Design, build, and deploy intelligent agent-based systems using modern AI frameworks and cloud platforms to create scalable, adaptive, and collaborative AI solutions.
Requirements
- Hands-on experience with agent frameworks (e.g., Azure OpenAI, LangChain, Semantic Kernel).
- Experience with cloud platforms (Azure, AWS, Oracle Cloud) and containerization tools (Docker, Kubernetes).

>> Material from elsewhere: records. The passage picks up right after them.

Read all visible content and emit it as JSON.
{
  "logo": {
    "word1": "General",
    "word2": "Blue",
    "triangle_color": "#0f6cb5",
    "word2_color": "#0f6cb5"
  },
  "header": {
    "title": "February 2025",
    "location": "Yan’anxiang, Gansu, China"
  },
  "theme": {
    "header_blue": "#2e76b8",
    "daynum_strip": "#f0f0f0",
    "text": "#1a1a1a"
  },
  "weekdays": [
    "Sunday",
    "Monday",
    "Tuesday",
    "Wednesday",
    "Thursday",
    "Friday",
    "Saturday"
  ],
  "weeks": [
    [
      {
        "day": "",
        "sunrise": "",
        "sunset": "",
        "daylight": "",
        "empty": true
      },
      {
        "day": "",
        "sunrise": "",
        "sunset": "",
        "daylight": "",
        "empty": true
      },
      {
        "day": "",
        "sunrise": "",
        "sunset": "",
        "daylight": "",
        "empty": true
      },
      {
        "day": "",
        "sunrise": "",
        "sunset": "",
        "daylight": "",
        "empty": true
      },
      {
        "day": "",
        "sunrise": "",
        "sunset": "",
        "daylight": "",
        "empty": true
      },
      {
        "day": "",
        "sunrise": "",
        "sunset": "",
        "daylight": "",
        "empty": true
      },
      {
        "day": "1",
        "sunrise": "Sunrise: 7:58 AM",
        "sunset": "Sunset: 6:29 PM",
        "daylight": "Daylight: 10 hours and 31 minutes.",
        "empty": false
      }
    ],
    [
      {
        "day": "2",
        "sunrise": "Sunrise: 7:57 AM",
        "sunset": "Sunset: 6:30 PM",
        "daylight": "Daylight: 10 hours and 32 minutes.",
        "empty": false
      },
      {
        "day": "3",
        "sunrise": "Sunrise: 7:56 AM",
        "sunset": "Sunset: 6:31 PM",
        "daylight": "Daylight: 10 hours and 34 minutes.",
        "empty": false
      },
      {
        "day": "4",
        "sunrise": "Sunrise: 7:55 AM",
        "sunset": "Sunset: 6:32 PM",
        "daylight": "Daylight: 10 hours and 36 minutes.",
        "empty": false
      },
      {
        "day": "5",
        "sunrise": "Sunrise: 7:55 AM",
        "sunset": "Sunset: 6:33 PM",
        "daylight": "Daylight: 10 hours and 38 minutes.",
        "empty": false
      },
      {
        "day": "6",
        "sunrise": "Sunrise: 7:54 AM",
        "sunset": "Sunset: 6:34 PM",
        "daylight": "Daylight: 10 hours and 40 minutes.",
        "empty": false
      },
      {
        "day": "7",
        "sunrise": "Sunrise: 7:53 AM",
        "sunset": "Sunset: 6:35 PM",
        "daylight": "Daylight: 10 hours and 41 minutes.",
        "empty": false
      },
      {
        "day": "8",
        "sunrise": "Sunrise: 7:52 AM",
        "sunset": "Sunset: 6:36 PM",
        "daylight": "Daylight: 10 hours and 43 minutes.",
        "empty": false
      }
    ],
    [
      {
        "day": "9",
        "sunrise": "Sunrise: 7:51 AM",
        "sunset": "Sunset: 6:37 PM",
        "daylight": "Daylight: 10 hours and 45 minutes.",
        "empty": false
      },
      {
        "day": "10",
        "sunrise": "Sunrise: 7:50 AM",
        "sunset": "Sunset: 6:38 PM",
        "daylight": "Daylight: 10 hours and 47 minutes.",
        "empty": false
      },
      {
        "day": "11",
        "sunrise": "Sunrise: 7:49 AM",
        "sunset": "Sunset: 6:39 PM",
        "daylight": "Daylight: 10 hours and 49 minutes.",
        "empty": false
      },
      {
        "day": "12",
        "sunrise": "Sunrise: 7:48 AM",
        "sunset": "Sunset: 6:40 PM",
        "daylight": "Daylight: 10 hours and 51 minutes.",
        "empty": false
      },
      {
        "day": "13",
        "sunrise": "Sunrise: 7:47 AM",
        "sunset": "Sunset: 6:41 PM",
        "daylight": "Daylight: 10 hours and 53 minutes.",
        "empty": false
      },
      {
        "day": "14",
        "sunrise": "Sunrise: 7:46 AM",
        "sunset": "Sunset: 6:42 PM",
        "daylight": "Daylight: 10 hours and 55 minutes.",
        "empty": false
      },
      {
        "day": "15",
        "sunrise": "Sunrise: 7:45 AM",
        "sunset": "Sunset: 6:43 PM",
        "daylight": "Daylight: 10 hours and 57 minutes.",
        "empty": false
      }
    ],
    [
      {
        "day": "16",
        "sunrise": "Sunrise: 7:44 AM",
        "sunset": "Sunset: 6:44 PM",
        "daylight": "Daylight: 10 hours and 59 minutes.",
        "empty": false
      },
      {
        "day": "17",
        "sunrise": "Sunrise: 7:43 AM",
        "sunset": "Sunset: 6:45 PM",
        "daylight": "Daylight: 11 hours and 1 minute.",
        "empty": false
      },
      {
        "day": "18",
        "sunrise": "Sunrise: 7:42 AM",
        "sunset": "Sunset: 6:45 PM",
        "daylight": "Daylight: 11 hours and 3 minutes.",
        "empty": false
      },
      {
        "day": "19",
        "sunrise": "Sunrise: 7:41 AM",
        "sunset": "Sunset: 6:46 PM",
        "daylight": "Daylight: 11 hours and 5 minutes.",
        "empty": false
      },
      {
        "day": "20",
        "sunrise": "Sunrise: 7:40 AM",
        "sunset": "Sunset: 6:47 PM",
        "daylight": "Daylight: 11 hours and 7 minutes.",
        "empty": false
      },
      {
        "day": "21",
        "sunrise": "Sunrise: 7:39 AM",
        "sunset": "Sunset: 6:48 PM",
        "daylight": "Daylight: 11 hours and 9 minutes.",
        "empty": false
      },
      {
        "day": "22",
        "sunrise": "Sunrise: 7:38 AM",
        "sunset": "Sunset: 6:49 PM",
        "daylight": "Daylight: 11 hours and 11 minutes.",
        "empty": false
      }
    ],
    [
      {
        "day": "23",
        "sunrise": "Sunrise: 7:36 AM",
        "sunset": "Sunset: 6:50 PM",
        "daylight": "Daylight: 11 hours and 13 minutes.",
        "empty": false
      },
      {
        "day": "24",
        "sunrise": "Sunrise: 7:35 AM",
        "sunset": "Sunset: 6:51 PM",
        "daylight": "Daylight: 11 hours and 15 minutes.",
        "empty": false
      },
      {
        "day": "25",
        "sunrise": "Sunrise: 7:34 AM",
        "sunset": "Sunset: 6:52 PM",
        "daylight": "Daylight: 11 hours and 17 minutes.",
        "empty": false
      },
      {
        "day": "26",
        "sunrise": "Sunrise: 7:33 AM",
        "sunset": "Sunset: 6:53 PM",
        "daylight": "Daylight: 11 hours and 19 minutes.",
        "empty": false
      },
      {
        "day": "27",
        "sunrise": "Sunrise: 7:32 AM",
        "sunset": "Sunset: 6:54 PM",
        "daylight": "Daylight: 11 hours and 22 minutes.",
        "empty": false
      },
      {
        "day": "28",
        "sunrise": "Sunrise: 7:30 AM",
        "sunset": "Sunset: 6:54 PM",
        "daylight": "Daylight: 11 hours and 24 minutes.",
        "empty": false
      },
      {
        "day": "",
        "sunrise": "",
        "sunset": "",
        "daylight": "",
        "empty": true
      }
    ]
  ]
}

- Strong understanding of AI concepts such as goal-directed behavior, planning, and reinforcement learning.
- Proficiency in Python; experience with JavaScript, Java, or C++ is a plus.
- Experience deploying multi-agent systems in production environments.
- Familiarity with agent communication protocols (e.g., FIPA ACL), semantic reasoning, and knowledge graphs.
- Exposure to LLM-based agent orchestration and prompt engineering.
Responsibilities
- Design and implement intelligent agents using frameworks such as Azure OpenAI, AWS Bedrock, Oracle AI, and open-source alternatives like LangChain or Semantic Kernel.
- Architect multi-agent systems capable of collaboration, negotiation, and autonomous task execution.
- Integrate agents with enterprise systems, APIs, and cloud services to enable real-world applications.
- Collaborate with AI researchers, software engineers, and product managers to define agent goals, behaviors, and interaction protocols.
- Optimize agent performance for scalability, responsiveness, and resource efficiency.
- Develop monitoring, logging, and debugging tools for agent-based systems.
- Stay current with advancements in agent-based modeling, reinforcement learning, and distributed AI systems.
Other
- Bachelor’s or Master’s degree in Computer Science, Artificial Intelligence, or a related field.
- 3+ years of experience in AI development, including at least 1 year focused on agent-based systems.
- Understanding of security, compliance, and ethical considerations in autonomous systems.